Société TRÉSOR PUBLIC […]

Société DIRECTION DÉPARTEMENTALE DES FINANCES PUBLIQUES – SIP CANNES

Société TRÉSOR PUBLIC DE MOUGINS

Copie exécutoire délivrée le :

à :

Me ERMENEUX

Me ESSNER

Me SIMON-THIBAUD

Décision déférée à la Cour :

Jugement du Tribunal de Grande Instance de GRASSE en date du 20 Décembre 2018 enregistré au répertoire général sous le n° 17/00158.

APPELANT

Monsieur X, Y, A Z

né le […] à […], demeurant […]

représenté par Me Agnès ERMENEUX de la SCP ERMENEUX-ARNAUD- CAUCHI & ASSOCIES, avocat au barreau d’AIX-EN-PROVENCE, substitué par Me Marie BOUIRAT, avocat au barreau d’AIX-EN-PROVENCE, assisté de Me Michel LOPRESTI, avocat au barreau de GRASSE, plaidant

INTIMEES

Société F G A/S société de droit danois, au capital de 720 000 000 DKK immatriculée au registre du commerce danois sous le n° 17616 et à l’époque F G LONDON sont succursales, prise en la personne de ses représentants légaux domiciliés ès qualités au siège social sis […]

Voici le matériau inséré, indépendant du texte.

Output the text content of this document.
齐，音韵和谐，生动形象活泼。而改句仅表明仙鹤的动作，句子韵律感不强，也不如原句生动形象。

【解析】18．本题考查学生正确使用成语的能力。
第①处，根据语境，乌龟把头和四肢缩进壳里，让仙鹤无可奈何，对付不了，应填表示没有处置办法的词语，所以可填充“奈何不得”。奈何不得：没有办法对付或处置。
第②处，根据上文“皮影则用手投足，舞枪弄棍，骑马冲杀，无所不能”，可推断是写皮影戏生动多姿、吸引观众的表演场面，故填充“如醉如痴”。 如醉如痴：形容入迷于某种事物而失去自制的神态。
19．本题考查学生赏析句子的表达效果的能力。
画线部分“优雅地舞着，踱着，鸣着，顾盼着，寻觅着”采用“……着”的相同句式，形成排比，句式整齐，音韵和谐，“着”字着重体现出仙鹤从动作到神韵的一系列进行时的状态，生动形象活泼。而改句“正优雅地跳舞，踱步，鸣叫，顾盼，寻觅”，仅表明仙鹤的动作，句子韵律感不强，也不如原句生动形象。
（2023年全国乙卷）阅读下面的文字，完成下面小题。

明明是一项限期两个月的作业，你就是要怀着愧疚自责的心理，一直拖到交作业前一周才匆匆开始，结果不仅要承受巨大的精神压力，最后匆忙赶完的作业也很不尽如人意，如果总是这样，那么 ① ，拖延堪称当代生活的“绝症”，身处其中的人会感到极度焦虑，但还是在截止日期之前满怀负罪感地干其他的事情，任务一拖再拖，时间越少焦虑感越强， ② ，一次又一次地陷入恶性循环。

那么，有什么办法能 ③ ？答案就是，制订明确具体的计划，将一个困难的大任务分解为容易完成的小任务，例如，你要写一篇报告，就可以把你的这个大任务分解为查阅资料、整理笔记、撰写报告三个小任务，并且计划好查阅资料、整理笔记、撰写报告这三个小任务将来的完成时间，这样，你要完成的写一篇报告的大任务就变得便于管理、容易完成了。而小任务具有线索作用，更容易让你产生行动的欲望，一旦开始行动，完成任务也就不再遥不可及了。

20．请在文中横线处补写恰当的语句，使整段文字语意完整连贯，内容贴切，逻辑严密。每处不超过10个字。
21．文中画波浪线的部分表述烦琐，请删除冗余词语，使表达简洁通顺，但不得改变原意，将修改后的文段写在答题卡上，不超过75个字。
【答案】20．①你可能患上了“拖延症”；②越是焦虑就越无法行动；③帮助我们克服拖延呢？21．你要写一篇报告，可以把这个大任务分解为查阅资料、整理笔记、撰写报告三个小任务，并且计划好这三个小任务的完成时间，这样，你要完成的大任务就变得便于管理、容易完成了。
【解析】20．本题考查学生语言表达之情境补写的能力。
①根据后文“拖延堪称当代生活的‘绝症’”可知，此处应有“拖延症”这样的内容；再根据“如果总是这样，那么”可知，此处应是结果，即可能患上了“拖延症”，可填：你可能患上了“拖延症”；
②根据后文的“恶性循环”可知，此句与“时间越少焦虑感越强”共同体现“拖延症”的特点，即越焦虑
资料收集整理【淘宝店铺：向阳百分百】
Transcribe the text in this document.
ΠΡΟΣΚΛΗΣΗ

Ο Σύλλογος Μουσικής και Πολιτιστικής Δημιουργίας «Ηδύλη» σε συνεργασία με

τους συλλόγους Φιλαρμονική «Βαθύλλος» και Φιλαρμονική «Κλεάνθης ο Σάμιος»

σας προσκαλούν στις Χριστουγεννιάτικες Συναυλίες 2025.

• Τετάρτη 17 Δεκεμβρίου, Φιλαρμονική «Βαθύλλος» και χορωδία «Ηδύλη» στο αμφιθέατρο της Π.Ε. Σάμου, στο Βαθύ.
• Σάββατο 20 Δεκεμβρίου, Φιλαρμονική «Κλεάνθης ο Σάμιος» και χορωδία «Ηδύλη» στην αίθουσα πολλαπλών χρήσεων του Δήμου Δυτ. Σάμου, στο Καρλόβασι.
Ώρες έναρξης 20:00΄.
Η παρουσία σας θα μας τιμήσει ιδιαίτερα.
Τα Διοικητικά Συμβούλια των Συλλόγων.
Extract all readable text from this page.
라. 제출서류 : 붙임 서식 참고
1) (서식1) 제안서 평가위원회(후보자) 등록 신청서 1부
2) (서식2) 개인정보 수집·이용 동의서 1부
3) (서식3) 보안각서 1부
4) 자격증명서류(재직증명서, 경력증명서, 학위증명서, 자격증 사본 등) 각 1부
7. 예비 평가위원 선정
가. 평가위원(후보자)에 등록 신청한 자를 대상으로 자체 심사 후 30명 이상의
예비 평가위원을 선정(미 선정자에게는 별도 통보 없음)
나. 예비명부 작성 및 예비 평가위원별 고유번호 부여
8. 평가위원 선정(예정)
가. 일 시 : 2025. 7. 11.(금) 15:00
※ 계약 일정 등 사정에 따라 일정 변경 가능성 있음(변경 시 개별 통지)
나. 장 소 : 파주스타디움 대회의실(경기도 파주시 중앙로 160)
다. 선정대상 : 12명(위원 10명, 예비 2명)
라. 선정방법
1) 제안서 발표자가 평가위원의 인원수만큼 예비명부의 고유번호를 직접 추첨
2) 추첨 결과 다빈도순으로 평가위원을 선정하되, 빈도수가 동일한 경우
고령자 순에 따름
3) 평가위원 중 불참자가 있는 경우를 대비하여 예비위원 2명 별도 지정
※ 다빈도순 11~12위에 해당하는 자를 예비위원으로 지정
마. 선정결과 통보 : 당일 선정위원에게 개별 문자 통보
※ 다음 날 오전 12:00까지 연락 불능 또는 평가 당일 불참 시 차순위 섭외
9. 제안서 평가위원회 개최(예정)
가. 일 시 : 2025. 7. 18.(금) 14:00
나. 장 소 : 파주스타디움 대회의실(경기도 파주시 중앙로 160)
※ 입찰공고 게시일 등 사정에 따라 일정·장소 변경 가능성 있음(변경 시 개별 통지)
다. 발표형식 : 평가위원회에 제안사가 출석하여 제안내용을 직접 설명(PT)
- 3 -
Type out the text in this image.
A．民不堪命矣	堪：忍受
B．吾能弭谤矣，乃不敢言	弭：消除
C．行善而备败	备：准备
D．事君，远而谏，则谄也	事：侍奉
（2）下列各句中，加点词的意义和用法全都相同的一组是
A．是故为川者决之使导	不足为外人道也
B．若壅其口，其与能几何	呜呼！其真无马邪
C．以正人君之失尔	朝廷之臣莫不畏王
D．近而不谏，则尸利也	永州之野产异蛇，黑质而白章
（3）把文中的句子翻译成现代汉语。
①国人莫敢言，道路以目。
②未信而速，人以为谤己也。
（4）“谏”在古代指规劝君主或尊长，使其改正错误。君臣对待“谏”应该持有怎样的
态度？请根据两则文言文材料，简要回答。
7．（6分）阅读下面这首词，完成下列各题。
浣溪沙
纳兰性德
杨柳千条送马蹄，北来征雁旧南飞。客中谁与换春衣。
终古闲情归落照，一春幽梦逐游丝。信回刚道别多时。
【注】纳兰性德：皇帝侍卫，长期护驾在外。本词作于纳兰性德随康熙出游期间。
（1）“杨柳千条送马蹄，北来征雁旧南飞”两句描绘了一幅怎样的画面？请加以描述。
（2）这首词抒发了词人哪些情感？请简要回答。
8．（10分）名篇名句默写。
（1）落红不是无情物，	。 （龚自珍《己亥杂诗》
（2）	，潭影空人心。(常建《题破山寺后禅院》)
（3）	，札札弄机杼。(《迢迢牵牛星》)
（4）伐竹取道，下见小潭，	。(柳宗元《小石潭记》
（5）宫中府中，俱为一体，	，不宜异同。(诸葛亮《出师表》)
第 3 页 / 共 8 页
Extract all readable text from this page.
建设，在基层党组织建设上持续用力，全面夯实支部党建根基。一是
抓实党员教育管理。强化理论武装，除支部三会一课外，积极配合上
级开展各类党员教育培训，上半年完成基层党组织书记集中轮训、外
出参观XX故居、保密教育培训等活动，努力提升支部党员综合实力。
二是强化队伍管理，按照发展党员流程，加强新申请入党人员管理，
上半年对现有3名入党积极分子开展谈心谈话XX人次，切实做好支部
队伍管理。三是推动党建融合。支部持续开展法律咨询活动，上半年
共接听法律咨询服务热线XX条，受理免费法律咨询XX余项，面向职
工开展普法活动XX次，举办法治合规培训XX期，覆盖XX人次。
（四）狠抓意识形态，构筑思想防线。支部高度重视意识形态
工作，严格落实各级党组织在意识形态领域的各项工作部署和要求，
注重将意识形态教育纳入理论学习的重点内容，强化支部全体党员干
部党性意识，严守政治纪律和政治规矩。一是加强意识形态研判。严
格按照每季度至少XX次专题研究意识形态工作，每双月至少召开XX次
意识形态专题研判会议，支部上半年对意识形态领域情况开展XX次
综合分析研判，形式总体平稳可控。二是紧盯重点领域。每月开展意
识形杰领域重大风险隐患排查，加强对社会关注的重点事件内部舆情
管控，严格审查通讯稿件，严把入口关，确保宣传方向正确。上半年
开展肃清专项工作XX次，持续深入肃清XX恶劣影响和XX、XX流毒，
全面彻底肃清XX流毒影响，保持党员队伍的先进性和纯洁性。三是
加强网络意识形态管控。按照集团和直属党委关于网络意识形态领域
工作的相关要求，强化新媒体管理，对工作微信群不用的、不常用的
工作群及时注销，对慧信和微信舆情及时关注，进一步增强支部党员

représentée par Me Renaud ESSNER de la SELARL CABINET ESSNER, avocat au barreau de GRASSE, assistée de Me Aurélie BOULBIN de l’AARPI NGO JUNG & PARTNERS, avocat au barreau de PARIS, plaidant

SA MONTE PASCHI BANQUE prise en la personne de son représentant légal en exercice domicilié en cette qualité audit siège

demeurant […]

représentée par Me Roselyne SIMON-THIBAUD de la SCP BADIE SIMON-THIBAUD JUSTON, avocat au barreau d’AIX-EN-PROVENCE, assisté de Me Jean-François TOGNACCIOLI, avocat au barreau de NICE

Le TRÉSOR PUBLIC […] pris en la personne de son représentant légal en exercice domicilié es qualité en ses Bureaux sis, demeurant […]

assigné à jour fixe le 14.02.19 à personne habilitée

défaillante

La DIRECTION DÉPARTEMENTALE DES FINANCES PUBLIQUES – […], représenté par son Directeur Départemental en exercice, domicilié es qualité en ses Bureaux sis, demeurant […]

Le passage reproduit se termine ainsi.